Prep Signing: Salisbury’s Adams is a Western Michigan Bronco

  • Posted: Thursday, April 25, 2013 11:05 a.m.
JON C. LAKEY/SALISBURY POST Salisbury High School's Keion Adams and his mother Tanika Burnon celebrate Keion heading to West Michigan University to play football.
JON C. LAKEY/SALISBURY POST Salisbury High School's Keion Adams and his mother Tanika Burnon celebrate Keion heading to West Michigan University to play football.

SALISBURY — They say good things come to those who wait.

A patient Keion Adams waited and local sports fan Brian Messisco, an unofficial, let’s say, mentor to prep athletes around here, came through.


Messisco knew Bill Kenney when he was an assistant at Penn State. When Messisco was told Adams hadn’t signed, he made a phone call to Kenney, now an assistant at Western Michigan.

“The next thing I know,” chuckled Salisbury coach Joe Pinyan, “I’m on the phone with Bill Kenney. He told me, ‘We’ve got one scholarship and we need a defensive player. We like your guy.’

“And the next thing you know, Keion is flying to Kalamazoo, Michigan.”

Just like that, Adams became a Western Michigan Bronco.

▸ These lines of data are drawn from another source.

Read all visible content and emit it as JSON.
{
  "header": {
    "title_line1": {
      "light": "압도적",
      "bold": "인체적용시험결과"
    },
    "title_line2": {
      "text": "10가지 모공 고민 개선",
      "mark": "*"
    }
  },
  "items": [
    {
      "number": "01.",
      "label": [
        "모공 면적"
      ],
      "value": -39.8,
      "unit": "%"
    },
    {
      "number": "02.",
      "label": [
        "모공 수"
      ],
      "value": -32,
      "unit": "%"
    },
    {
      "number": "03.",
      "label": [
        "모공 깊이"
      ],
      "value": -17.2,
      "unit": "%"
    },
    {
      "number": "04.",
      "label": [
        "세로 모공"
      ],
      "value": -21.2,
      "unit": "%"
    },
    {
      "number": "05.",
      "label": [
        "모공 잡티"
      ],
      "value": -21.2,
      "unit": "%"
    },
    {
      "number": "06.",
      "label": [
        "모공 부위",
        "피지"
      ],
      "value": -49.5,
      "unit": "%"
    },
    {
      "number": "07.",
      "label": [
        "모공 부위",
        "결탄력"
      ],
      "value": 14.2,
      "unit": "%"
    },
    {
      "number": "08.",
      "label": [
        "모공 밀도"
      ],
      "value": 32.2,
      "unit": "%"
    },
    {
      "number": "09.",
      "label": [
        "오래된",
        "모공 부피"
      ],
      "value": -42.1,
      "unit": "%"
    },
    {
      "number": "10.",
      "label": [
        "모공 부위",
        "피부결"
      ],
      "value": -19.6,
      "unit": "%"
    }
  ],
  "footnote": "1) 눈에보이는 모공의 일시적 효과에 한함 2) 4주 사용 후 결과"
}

And he can’t wait to play in the Mid-American Conference under head coach P.J. Fleck, a former Rutgers assistant who followed Greg Schiano to the Tampa Bay Buccaneers last season.

“He is fast-paced and a fast tempo,” Adams said. “He took a lot of tools from the NFL and put them in a college program.”

Adams was thinking of joining teammate Justin Ruffin as a preferred walk-on at Appalachian State but added, “This is a full ride. I couldn’t pass this up.”

Adams might get quality playing time right away, due to injuries and a need for linebackers. He said he could play a hybrid — half linebacker, half defensive end.

“I’ll get to rush the passer and be a little DB,” he said.

He’ll also get to see a completely different atmopshere from Salisbury. Kalamazoo, a city of around 75,000, is a 12-hour drive.

“I’ll get adjusted,” Adams assured. “I wanted to get away and get into a whole different environment. See the world, basically.”

Adams will definitely be seeing big-time football. Western Michigan opens at Michigan State on Friday, Aug. 30. The Broncos also play at Big Ten Northwestern and Iowa.

“He’ll get to play on a big-time level and he’s got to be excited about that,” Pinyan said.

Simply put, Adams, at 6-foot-3, 230 pounds, was the best athlete on the football field in Rowan County last season.

Pinyan remembers the time he caught a pass against South Rowan and hurdled a player.

There was the acrobatic, one-handed interception against West Rowan. His biggest stop may have come on fourth-and-inches against High Point Andrews in a 36-35 win. Pinyan even goes back to Adams’ sophomore year when he made two big catches to help Salisbury win a state championship.

“He’s had a ton of ‘wow’ moments,” Pinyan said.

And Adams has produced them in football, basketball and track.

“Imagine getting him on a program where they’re feeding him and working him and having him focusing on just one sport,” Pinyan said.

When the season began, ACC schools saw the athleticism and inquired.

“I don’t know what happened,” Adams said.

Doesn’t matter now. Adams is glad he waited for the perfect opportunity. He said Western Michigan’s campus was bigger than he expected and the football facilities are first-rate.

“It’s a business, as far as recruiting,” Adams shrugged. “I found the right business as far as Western Michigan.”

Pinyan said he had only one request for the Bronco coaching staff.

“They need to get some nonconference games closer to Salisbury,” he laughed.

Word is, Pinyan’s got Brian Messisco on it.